DevOps is not a complicated idea. It’s just people working together instead of separately in silos.
Put it in context of your own family’s household. Each member of the family has his or her own specialty. Usually, someone is the primary breadwinner and someone is the primary caregiver. But in a well-functioning household, people share the load and responsibility for making sure things happen and goals are accomplished. People know each other’s jobs and oftentimes perform them. They are on the same page.
The same goes with DevOps, as former Google and eBay DevOps director Randy Shoup found when he first landed in a shop that practiced the methodology early in his career. A great interview with Shoup leads this installment of Decoding DevOps.
Randy Shoup: ‘Fewer and fewer places’ where you can avoid DevOps
In the above-mentioned interview with SiliconRepublic’s John Kennedy, Shoup says DevOps is becoming more the rule than the exception:
“There are fewer and fewer places where the objections ‘I can’t do DevOps’ will fly. We are seeing large enterprises doing these continuous deliveries in organizational and cultural practices. We are seeing hardware companies do this stuff and several auto companies like Tesla and GM are great at this.
“There are an amazing amount of companies where you wouldn’t’ have thought it was possible to do these practices that are moving seriously into DevOps.”
Taking DevOps to the next level
Over at Infoworld, David Linthicum offers up a look at infrastructure as code (IaC), which he says is taking the principles of DevOps to a new area by configuring cloud-based infrastructure via applications, using APIs.
He writes that there are three reasons for the IaC approach:
- Flexibility: The ability to allocate storage, memry and processor instances as needed or dictated by needs, not according to limitations of the platform.
- Cost savings: Use only the resources you need, thus saving money with each application.
- Resources savings: Simple. You don’t need as much human or technology capital as control reverts to developers.
“The larger question: Is passing control of the infrastructure to developers a good thing? You bet. With the rise of DevOps and its tight coupling of developers and operations, the ability for developers to dynamically configure their deployment platforms via APIs is a better way to manage many applications and many platform instances.”
DevOps: Automating you into more interesting work
Over at InfoWorld, Eric Knorr interviewed Bruno Connelly’s transformation of LinkedIn. The piece is worth your time.
Connelly has led site reliability for 5 1/2 years — the period during which LinkedIn cemented its position as the leading site for social connectivity in business. LinkedIn grew from 80 million to nearly 400 million users during his tenure.
As Knorr notes, LinkedIn was creaking under the load of increasing traffic when Connelly started there. There were only “six or seven” on the team, Connelly says.

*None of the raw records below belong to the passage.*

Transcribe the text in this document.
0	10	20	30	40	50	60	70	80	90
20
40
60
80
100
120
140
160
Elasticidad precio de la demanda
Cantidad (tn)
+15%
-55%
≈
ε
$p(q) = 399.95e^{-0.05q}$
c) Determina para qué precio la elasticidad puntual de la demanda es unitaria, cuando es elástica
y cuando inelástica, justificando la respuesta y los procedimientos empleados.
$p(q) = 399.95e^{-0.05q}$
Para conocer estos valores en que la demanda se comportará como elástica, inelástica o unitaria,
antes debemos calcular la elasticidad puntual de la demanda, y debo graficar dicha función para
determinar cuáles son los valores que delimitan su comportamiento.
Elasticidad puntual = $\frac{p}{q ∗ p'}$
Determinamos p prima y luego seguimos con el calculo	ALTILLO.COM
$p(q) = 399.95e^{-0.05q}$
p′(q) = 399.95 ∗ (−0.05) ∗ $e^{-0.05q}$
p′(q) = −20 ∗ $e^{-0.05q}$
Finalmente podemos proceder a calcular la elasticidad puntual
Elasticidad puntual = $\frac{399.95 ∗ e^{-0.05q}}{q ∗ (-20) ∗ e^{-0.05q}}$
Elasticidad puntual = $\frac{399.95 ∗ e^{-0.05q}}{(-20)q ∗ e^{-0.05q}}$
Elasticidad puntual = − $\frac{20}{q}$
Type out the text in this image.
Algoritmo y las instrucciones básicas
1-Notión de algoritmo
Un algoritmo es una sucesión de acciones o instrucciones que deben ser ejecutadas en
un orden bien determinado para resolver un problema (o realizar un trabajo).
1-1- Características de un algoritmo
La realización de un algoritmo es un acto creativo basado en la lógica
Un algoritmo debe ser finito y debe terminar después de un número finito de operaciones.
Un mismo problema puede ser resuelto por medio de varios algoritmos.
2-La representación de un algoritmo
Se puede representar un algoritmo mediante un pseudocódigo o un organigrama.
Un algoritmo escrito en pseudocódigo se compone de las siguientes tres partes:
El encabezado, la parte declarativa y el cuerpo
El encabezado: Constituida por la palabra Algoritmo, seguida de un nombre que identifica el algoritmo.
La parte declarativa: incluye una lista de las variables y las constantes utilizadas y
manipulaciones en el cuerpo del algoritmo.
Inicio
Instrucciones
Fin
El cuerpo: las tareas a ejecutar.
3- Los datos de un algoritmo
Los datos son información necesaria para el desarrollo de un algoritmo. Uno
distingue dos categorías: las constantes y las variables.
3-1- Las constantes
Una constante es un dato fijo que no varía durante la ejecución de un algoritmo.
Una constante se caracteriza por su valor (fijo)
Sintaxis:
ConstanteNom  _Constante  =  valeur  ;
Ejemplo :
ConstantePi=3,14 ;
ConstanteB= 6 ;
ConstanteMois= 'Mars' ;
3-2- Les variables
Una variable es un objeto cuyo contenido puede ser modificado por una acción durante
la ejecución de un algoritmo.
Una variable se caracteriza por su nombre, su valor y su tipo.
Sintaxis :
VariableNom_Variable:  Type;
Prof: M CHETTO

“I was hired … specifically to scale the product, to take us from one data center to multiple data centers, but also to lead the cultural transition of the operations team.”
Knorr asked Connelly whether the widespread implementation of self-service automation was a sticking point with engineers who feared being automated out of work. The response from Connelly gets to major point of cultural resistance to DevOps and why it’s a myth:
“My personal opinion is that is absolutely the right goal. We should be automating ourselves out of a job. In my experience, though, that never happens — it’s an unreachable goal. That’s point one … point two is there’s a lot of other stuff that SREs do, especially what we call embedded SREs. They are part of product teams; they are involved with the design of new applications and infrastructure from the ground up so they are contributing to the actual design. ‘Hey, there should be a cache here, this should fail this way …'”
That’s a great point, and one we’ve made here previously: Done right, DevOps automates engineers out of boring work and into more interesting, creative problem-solving.